Neighbor joining tree of 480 Eucalyptus grandis NB-ARC domains from complete NBS-LRR genes. The tree is drawn to scale, with branch lengths in the same units as those of the evolutionary distances used to infer the phylogenetic tree. The evolutionary distances were computed using the p-distance method and are in the units of the number of amino acid differences per site. The analysis involved 495 amino acid sequences (480 E. grandis). All ambiguous positions were removed for each sequence pair.
Neighbor joining tree of 616 Eucalyptus grandis NB-ARC domains from all non-TIR NBS-LRR-like genes. The tree is drawn to scale, with branch lengths in the same units as those of the evolutionary distances used to infer the phylogenetic tree. The evolutionary distances were computed using the p-distance method and are in the units of the number of amino acid differences per site. The analysis involved 631 amino acid sequences (616 E. grandis). All ambiguous positions were removed for each sequence pair.
Neighbor joining tree of 396 Eucalyptus grandis NB-ARC domains from all TIR NBS-LRR-like genes. The tree is drawn to scale, with branch lengths in the same units as those of the evolutionary distances used to infer the phylogenetic tree. The evolutionary distances were computed using the p-distance method and are in the units of the number of amino acid differences per site. The analysis involved 411 amino acid sequences (396 E. grandis). All ambiguous positions were removed for each sequence pair.
The definition of a (A) cluster and a (B) supercluster is illustrated using a region (starting at 13 Mb and ending at 18 Mb) on chromosome 4.
Physical locations for all complete, partial, and incomplete NBS-LRR gene models that were expressed under challenge of Chrysoporthe austroafricana and Leptocybe invasa on Eucalyptus grandis chromosomes (Mapchart).
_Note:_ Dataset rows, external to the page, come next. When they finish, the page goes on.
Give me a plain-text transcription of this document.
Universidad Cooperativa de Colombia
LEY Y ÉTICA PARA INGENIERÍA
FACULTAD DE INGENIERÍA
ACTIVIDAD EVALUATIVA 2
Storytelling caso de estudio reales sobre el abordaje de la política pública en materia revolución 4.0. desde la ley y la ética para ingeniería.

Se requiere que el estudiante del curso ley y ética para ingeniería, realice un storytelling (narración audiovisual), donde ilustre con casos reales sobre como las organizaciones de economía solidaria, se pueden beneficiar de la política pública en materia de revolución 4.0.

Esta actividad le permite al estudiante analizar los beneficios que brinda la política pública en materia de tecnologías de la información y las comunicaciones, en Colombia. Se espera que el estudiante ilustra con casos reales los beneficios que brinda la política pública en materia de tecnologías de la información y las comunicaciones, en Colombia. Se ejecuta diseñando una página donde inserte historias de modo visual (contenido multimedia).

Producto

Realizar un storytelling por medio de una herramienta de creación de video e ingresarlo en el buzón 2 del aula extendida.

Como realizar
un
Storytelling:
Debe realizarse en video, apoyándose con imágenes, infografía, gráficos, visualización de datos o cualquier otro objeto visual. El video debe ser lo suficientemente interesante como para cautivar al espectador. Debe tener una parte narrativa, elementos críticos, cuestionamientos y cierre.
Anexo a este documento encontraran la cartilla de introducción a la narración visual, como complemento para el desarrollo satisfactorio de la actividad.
Variation in means from treatment (ANOVA) were identified based on significance *p < 0.01, **p < 0.001, ***p < 0.0001 (*** are also underlined) and log2 gene expression ratios greater than 1 or smaller than −1 for resistant and susceptible plants. Color distinguishes between different classes (TNL = pink, CNL = green, NL = red, incomplete NL = black, BLAST homolog non-NL = black). Scale bar = Mb. Cluster and supercluster regions are indicated and E. grandis gene IDs are provided.
NB-ARC-LRR fused domains (A) and TIR-NB-ARC-LRR fused domains (B). Conserved amino acid sequences are indicated with lines (top). The GKT (Kinase 1) conserved motif is recognized as a P-loop structure important in ATP hydrolysis while the hDD is also well conserved in NB-ARC domains (Kinase 2) as important in co-ordinating Mg2+ as a co-factor (Tameling et al., 2006). These two important sub-domains of NB-ARC are sometimes termed the Walker A and Walker B motifs (Walker et al., 1982) and are identified as A and B, respectively, within the I-Tasser protein structures (bottom) for a representative CNL (Eucgr.L01363) and TNL (Eucgr.C00020) sequence from the Eucalyptus grandis genome.